Inspiration
The inspiration for MicDrop.ai came from a challenging internship where I was tasked with selling products to strangers. I quickly learned that sales is not just about reading a script; it is a high-pressure balancing act.
I realized that a human salesperson has to do three things simultaneously: listen to the client's emotional state, recall complex context (like prior history or loyalty status), and calculate the perfect price. It is cognitively exhausting. I often found myself focusing so hard on the math that I missed the client's hesitation.
I built MicDrop not to replace the salesperson, but to offload that cognitive burden. I wanted a tool where I could upload a call, provide the context I might have missed in the heat of the moment, and get a mathematically perfect, psychologically optimized proposal instantly.
What it does
MicDrop.ai is a post-call analysis and pricing engine powered by Gemini 3. It allows sales reps to upload audio files of their conversations along with specific context notes (e.g., "This client is at risk of churning").
- It Analyzes Tone: It listens to the raw audio to detect urgency signals—distinguishing between a panicked "Server Down" emergency and a casual "Q3 Planning" discussion.
- It Integrates Context: It takes the user-provided context (which a generic model wouldn't know) and fuses it with the audio insights.
- It Optimizes Revenue: It generates a structured proposal where the pricing strategy is automatically adjusted—applying "Loyalty Discounts" or "Urgency Premiums"—ensuring the rep never leaves money on the table.
How we built it
The project is built on a Python (Flask) backend with a Tailwind CSS frontend.
The most critical technical decision was the architecture of the AI pipeline. Initially, I built a traditional workflow: using a Speech-to-Text model to transcribe the audio, and then feeding that text into an LLM.
However, I realized this approach lost the most valuable data: the tonality. A transcript reads "I need this now" the same way whether it's said calmly or screaming.
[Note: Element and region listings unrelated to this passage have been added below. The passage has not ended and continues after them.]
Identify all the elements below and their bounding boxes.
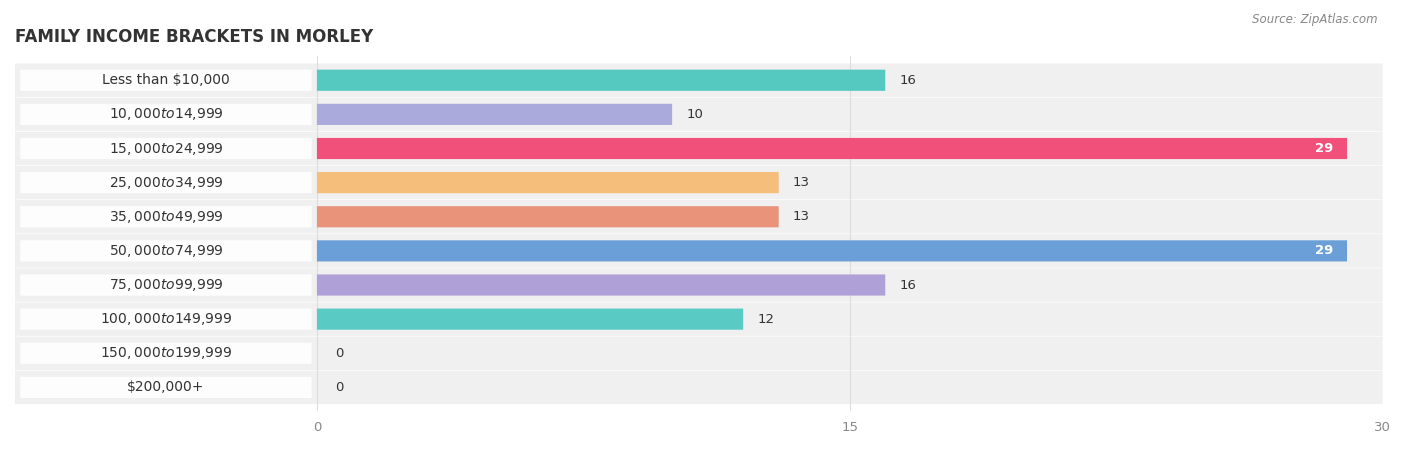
Text: $50,000 to $74,999: $50,000 to $74,999 xyxy=(108,243,224,259)
Text: 29: 29 xyxy=(1315,244,1333,257)
FancyBboxPatch shape xyxy=(15,200,1382,233)
FancyBboxPatch shape xyxy=(15,303,1382,336)
FancyBboxPatch shape xyxy=(15,371,1382,404)
Text: FAMILY INCOME BRACKETS IN MORLEY: FAMILY INCOME BRACKETS IN MORLEY xyxy=(15,28,373,46)
Text: 0: 0 xyxy=(335,347,343,360)
FancyBboxPatch shape xyxy=(316,172,779,193)
Text: 12: 12 xyxy=(758,313,775,326)
FancyBboxPatch shape xyxy=(316,308,744,330)
Text: $150,000 to $199,999: $150,000 to $199,999 xyxy=(100,345,232,361)
Text: Source: ZipAtlas.com: Source: ZipAtlas.com xyxy=(1253,13,1378,26)
FancyBboxPatch shape xyxy=(316,206,779,227)
FancyBboxPatch shape xyxy=(15,132,1382,165)
FancyBboxPatch shape xyxy=(316,240,1347,261)
FancyBboxPatch shape xyxy=(316,70,886,91)
FancyBboxPatch shape xyxy=(20,240,312,261)
Text: $75,000 to $99,999: $75,000 to $99,999 xyxy=(108,277,224,293)
Text: $100,000 to $149,999: $100,000 to $149,999 xyxy=(100,311,232,327)
FancyBboxPatch shape xyxy=(15,166,1382,199)
FancyBboxPatch shape xyxy=(20,138,312,159)
FancyBboxPatch shape xyxy=(20,104,312,125)
Text: Less than $10,000: Less than $10,000 xyxy=(103,73,229,87)
Text: $10,000 to $14,999: $10,000 to $14,999 xyxy=(108,106,224,123)
FancyBboxPatch shape xyxy=(20,70,312,91)
FancyBboxPatch shape xyxy=(316,138,1347,159)
Text: 13: 13 xyxy=(793,210,810,223)
FancyBboxPatch shape xyxy=(20,377,312,398)
Text: 16: 16 xyxy=(900,74,917,87)
Text: 10: 10 xyxy=(686,108,703,121)
FancyBboxPatch shape xyxy=(20,274,312,295)
FancyBboxPatch shape xyxy=(15,63,1382,97)
Text: $25,000 to $34,999: $25,000 to $34,999 xyxy=(108,175,224,191)
FancyBboxPatch shape xyxy=(20,172,312,193)
Text: 29: 29 xyxy=(1315,142,1333,155)
FancyBboxPatch shape xyxy=(316,274,886,295)
Text: $35,000 to $49,999: $35,000 to $49,999 xyxy=(108,209,224,225)
Text: 0: 0 xyxy=(335,381,343,394)
FancyBboxPatch shape xyxy=(20,343,312,364)
FancyBboxPatch shape xyxy=(15,337,1382,370)
Text: $15,000 to $24,999: $15,000 to $24,999 xyxy=(108,141,224,157)
Text: 16: 16 xyxy=(900,278,917,291)
FancyBboxPatch shape xyxy=(316,104,672,125)
FancyBboxPatch shape xyxy=(15,269,1382,302)
FancyBboxPatch shape xyxy=(20,206,312,227)
Text: 13: 13 xyxy=(793,176,810,189)
FancyBboxPatch shape xyxy=(15,97,1382,131)
Text: $200,000+: $200,000+ xyxy=(128,380,205,394)
FancyBboxPatch shape xyxy=(20,308,312,330)
FancyBboxPatch shape xyxy=(15,234,1382,268)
I scrapped that architecture and switched to Gemini 3’s native multimodal audio capabilities. By feeding raw audio tokens directly into the model, MicDrop captures the nuance of the conversation that text-only models miss.
Challenges we ran into
The biggest technical hurdle was "The Hallucination of Quantity."
In early tests, the AI would hear a client say "I need help" and arbitrarily guess that meant "8 hours" of consulting, while other times it assumed "1 hour." This made the final pricing unreliable.
I solved this by implementing strict Schema Validation (using Pydantic) and a hard-coded "Default=1" rule in the system prompt. This forced the AI to be conservative with its assumptions—defaulting to a single unit unless the audio explicitly stated a duration—ensuring the math remained consistent and accurate every time.